The idea of fining the non-immunized may sound strange, and it will probably disappoint both the more passionate pro-vaccine and anti-vaccine camps, but it has historical precedent. In 1905, the state of Massachusetts imposed a $5 fine on persons unwilling to get the smallpox vaccine, a measure that was eventually upheld by the US Supreme Court. But even if we accept the principle of a fine, there are still the questions of how high it should be and who should have to pay it.

To calculate the size of the fine, we first need a count of the number of actors generating the negative externality (unvaccinated children, in this case). The California Department of Public Health estimates that number in that state to be about 40,000. Then we need an estimate of the harm done as a result of their behavior. Let us say, based on the Disneyland experience, this practice causes 300 cases of measles that would not have happened had these children had their shots.

Finally, and most challengingly, we need to attach a dollar value to the harm done by those 300 cases. The epidemiology of measles predicts one death on average per 300 cases, plus the morbidity associated with the disease and its consequences, plus the private cost of treating them and the public health costs of tracking the epidemic. A rough estimate is that the public and private health care costs for 300 cases are about $3000 per case, for a total of about $1 million.

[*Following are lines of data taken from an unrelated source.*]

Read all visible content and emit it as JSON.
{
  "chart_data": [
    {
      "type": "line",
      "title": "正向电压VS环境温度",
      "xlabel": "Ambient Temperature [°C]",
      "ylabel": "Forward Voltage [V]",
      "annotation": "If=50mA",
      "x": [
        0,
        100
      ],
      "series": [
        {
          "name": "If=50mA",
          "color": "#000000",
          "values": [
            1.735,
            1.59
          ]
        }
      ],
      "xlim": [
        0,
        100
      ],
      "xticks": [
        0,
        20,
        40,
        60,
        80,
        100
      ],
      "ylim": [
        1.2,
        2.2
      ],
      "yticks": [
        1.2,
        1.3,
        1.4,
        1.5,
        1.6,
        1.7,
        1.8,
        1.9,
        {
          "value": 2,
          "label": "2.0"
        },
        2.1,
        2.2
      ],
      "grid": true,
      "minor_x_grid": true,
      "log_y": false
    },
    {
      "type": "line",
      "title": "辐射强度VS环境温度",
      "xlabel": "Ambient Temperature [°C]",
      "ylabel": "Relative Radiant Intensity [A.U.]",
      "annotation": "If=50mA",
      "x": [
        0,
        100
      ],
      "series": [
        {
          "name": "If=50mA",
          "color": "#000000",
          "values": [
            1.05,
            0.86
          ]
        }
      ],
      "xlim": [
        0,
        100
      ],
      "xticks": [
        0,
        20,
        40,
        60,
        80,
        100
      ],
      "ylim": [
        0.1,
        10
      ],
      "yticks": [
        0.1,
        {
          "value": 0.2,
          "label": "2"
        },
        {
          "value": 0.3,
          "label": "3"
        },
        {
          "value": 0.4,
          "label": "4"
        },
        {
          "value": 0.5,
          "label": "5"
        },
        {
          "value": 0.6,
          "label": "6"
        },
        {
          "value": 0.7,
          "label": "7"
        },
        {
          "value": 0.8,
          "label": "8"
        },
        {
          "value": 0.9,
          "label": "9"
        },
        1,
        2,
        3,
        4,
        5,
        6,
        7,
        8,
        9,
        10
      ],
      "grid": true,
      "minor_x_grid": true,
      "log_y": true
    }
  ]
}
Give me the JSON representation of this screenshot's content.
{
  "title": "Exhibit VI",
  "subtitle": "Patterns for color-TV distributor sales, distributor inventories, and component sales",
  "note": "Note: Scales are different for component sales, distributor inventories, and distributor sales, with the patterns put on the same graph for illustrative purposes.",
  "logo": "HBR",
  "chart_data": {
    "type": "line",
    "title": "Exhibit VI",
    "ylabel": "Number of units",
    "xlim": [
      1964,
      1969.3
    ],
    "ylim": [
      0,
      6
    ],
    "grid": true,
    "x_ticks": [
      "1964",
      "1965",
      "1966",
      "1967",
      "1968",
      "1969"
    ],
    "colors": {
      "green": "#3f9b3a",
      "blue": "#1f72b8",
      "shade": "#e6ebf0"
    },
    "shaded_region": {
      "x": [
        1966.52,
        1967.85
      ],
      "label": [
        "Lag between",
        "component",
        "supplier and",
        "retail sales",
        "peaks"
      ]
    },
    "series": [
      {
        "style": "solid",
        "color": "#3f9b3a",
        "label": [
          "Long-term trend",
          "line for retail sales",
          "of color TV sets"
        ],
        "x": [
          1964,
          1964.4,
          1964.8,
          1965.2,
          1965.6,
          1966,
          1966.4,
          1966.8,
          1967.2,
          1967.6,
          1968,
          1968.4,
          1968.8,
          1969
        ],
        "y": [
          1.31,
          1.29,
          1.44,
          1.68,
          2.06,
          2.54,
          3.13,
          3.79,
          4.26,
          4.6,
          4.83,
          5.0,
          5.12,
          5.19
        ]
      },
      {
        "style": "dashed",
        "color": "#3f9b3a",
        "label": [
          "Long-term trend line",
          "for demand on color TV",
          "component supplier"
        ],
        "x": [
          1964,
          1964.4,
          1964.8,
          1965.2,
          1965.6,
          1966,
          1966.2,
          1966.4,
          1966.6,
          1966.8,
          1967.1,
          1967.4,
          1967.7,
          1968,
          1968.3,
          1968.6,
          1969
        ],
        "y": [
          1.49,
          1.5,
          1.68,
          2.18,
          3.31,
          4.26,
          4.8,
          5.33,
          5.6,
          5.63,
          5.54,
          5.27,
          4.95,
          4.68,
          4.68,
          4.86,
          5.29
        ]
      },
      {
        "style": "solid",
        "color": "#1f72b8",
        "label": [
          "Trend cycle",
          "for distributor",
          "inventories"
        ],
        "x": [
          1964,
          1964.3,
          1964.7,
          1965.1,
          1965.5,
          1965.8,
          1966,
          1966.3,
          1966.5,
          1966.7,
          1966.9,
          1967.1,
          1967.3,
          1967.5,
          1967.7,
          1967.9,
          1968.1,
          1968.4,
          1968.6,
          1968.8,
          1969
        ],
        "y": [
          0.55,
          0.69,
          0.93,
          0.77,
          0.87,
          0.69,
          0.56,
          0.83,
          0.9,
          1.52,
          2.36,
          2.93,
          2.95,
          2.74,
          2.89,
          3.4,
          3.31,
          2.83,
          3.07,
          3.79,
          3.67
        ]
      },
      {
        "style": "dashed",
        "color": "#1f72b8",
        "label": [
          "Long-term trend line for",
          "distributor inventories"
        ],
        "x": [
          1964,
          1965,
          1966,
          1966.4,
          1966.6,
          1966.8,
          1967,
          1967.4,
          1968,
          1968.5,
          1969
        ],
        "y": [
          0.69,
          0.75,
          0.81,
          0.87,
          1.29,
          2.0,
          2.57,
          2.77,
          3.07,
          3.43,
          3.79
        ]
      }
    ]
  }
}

Then there is the cost of one premature death and long term morbidity for a small number of people. Let us put that at about $8 million. (Economic estimates of the value of life of the average person are in the range of $4 to $8 million, so even just considering the value of avoiding the one death we are in the right ballpark.) Long division then tells us that the ideal penalty ($5 to 9 million divided by 40,000) should be about $125 to $225 per unvaccinated child.

What is desirable about such a tax penalty approach? For one thing, it avoids having to ask why the healthy child is unvaccinated—whether the reason is religion, philosophy (though Aristotle had little to say about measles), or just an unwillingness to deal with the emotions of taking a child to the pediatrician for a shot, all would be penalized the same.

The Affordable Care Act requires measles vaccination to be covered in full by all insurances, so there is no issue of affordability. The proceeds of the tax could in principle be used for any good public purpose, but it might make sense to use them to help anyone who does contract measles.

The main uncertainty is how this kind of a fine would affect the immunization rate. Economists believe that, despite the presence of absolutely convinced parents on the talk shows, there is always someone on the margin—so some people would switch to being vaccinated. The tax would work; it is just a question of how well.

The main potential defect is that a tax at this level may not be enough to persuade a lot of parents to change behavior. A true believer in economic theory would say that this is not a problem if the measurement of harm is accurate. To increase the tax further would harm some Americans more than it helps others, and there is no economic rationale for doing that.

A more reasonable approach it might be to start the tax at some moderate level, like $200, and see what happens to the number of families that resist vaccination. If some important part of the problem remains, the question will be whether we have undervalued the adverse health consequences or overvalued the harm of the tax to parents. That question—the one of values—can then be addressed with the precision it deserves.